Holding(s) A physician’s recommendation for the medical use of marijuana under the CUA does not prevent the imposition a probation condition not to use or possess marijuana. 93 Cal. App. 4th at 751. “[I]t is a standard condition of probation to require the probationer to obey all laws . . . .” Id. at 752. The possession of marijuana is a crime under federal law. Id. at 753. “By imposing a condition of probation prohibiting defendant from the possession or use of marijuana, the trial court was in effect ordering defendant to obey [federal law].” Id. “Thus, the probation condition was reasonably directed at defendant’s future criminality.” Id.

“Even if we were to disregard federal law . . . , we would uphold the probation condition under the particular facts of this case.” Id. “The probation condition is directly related to defendant’s criminal offense. Id. at 754. “Defendant was convicted . . . of unlawful cultivation of marijuana.” Id. “The probation condition prohibits the use or possession of the same substance.” Id.
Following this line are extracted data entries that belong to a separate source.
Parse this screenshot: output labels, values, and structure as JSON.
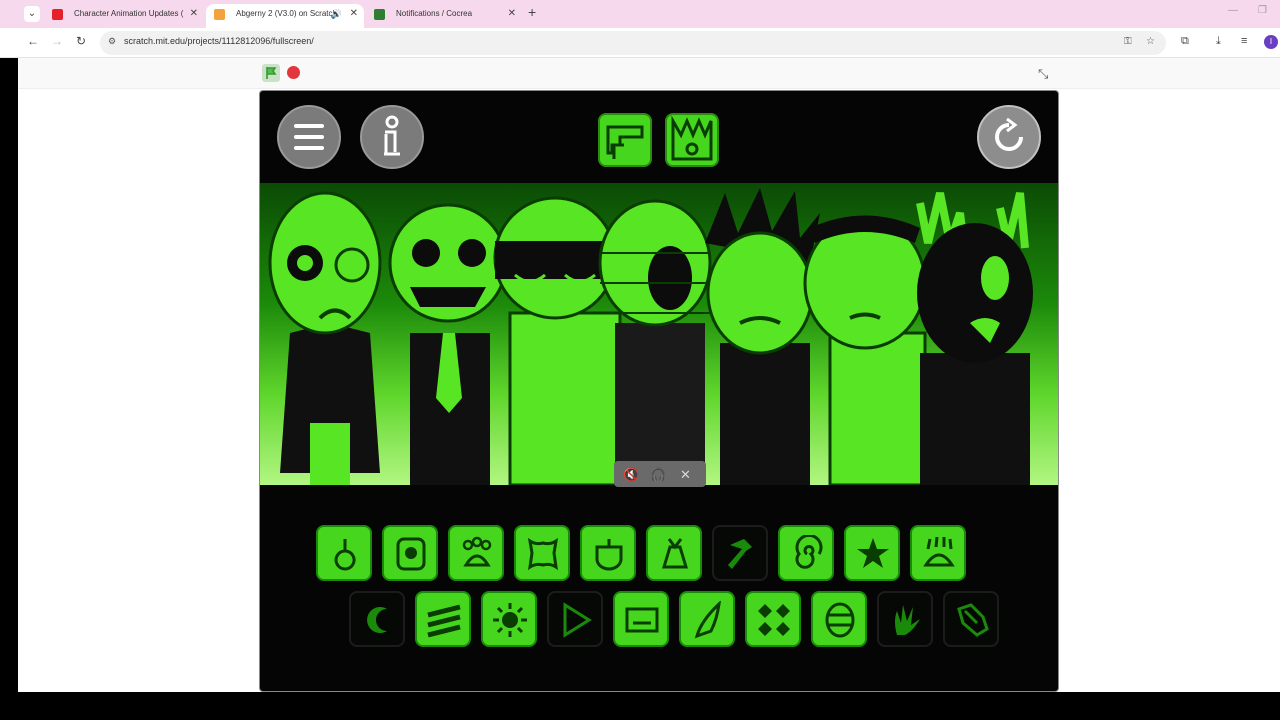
{
  "browser": {
    "tabs": [
      {
        "title": "Character Animation Updates (",
        "active": false,
        "favicon_color": "#e4212b"
      },
      {
        "title": "Abgerny 2 (V3.0) on Scratch",
        "active": true,
        "favicon_color": "#f3a33c"
      },
      {
        "title": "Notifications / Cocrea",
        "active": false,
        "favicon_color": "#2e7d32"
      }
    ],
    "new_tab": "+",
    "url": "scratch.mit.edu/projects/1112812096/fullscreen/"
  },
  "player": {
    "menu_icon": "hamburger-icon",
    "info_icon": "info-icon",
    "reset_icon": "reload-icon",
    "audio_controls": [
      "mute-icon",
      "headphones-icon",
      "close-icon"
    ]
  },
  "palette": {
    "on_color": "#46d61e",
    "off_color": "#060806",
    "row1": [
      {
        "name": "drop-icon",
        "on": true
      },
      {
        "name": "eye-icon",
        "on": true
      },
      {
        "name": "paw-icon",
        "on": true
      },
      {
        "name": "bone-icon",
        "on": true
      },
      {
        "name": "cup-icon",
        "on": true
      },
      {
        "name": "bag-icon",
        "on": true
      },
      {
        "name": "hammer-icon",
        "on": false
      },
      {
        "name": "spiral-icon",
        "on": true
      },
      {
        "name": "star-icon",
        "on": true
      },
      {
        "name": "claw-icon",
        "on": true
      }
    ],
    "row2": [
      {
        "name": "moon-icon",
        "on": false
      },
      {
        "name": "stripes-icon",
        "on": true
      },
      {
        "name": "sun-icon",
        "on": true
      },
      {
        "name": "play-icon",
        "on": false
      },
      {
        "name": "screen-icon",
        "on": true
      },
      {
        "name": "feather-icon",
        "on": true
      },
      {
        "name": "diamonds-icon",
        "on": true
      },
      {
        "name": "egg-icon",
        "on": true
      },
      {
        "name": "hand-icon",
        "on": false
      },
      {
        "name": "glove-icon",
        "on": false
      }
    ]
  }
}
Concurring and Dissenting:
(Scotland, P.J.)
“The opinion correctly concludes that [the CUA] does not trump federal law outlawing possession of marijuana.” Id. at 755. “[T]hus, the condition of probation requiring defendant to comply with federal law by not possessing or using marijuana is a proper exercise of the trial court’s authority.” Id. However, “if we consider only California law, . . . the condition of probation that prohibits defendant from possessing or using any marijuana is not reasonably related to future criminality.” Id. Defendant “suffers from chronic pain” and his pain is relieved by marijuana. Id. If marijuana were not illegal under federal law, depriving Defendant of “the only substance that purportedly has relieved his chronic pain is not justified by the concern that he will possess marijuana for nonmedicinal purposes in the future.” Id. at 755−56.
Discussion Although based on dubious reasoning, Bianco is still citable as good law since courts can impose a prohibition on the use of medical marijuana as a condition of probation or parole. See Health & Safety Code § 11362.795 (codified by the Medical Marijuana Program Act (“MMPA”)). As noted by the Presiding Judge Scotland’s concurring and dissenting opinion, the majority opinion’s reasoning would fall apart, but for reliance on federal law. Future reliance on federal law as it relates to probation or parole conditions prohibiting the use of medical marijuana is foreclosed by People v. Tilehkooh, 113 Cal. App. 4th 1433, 7 Cal. Rptr. 3d 226 (2003).
Quotable Excerpt(s) Balancing the evils—chronic pain versus the possibility of future possession of marijuana for purposes other than compassionate use—it would be unreasonable to bar defendant from lawfully possessing marijuana for medicinal purposes simply out of concern that he also may possess marijuana for nonmedicinal purposes, a possibility that is adequately addressed by the threat of future criminal prosecution.

People v. Bianco, 93 Cal. App. 4th 748, 756, 113 Cal. Rptr. 2d 392, 398-99 (2001) (Scotland, P.J., concurring and dissenting).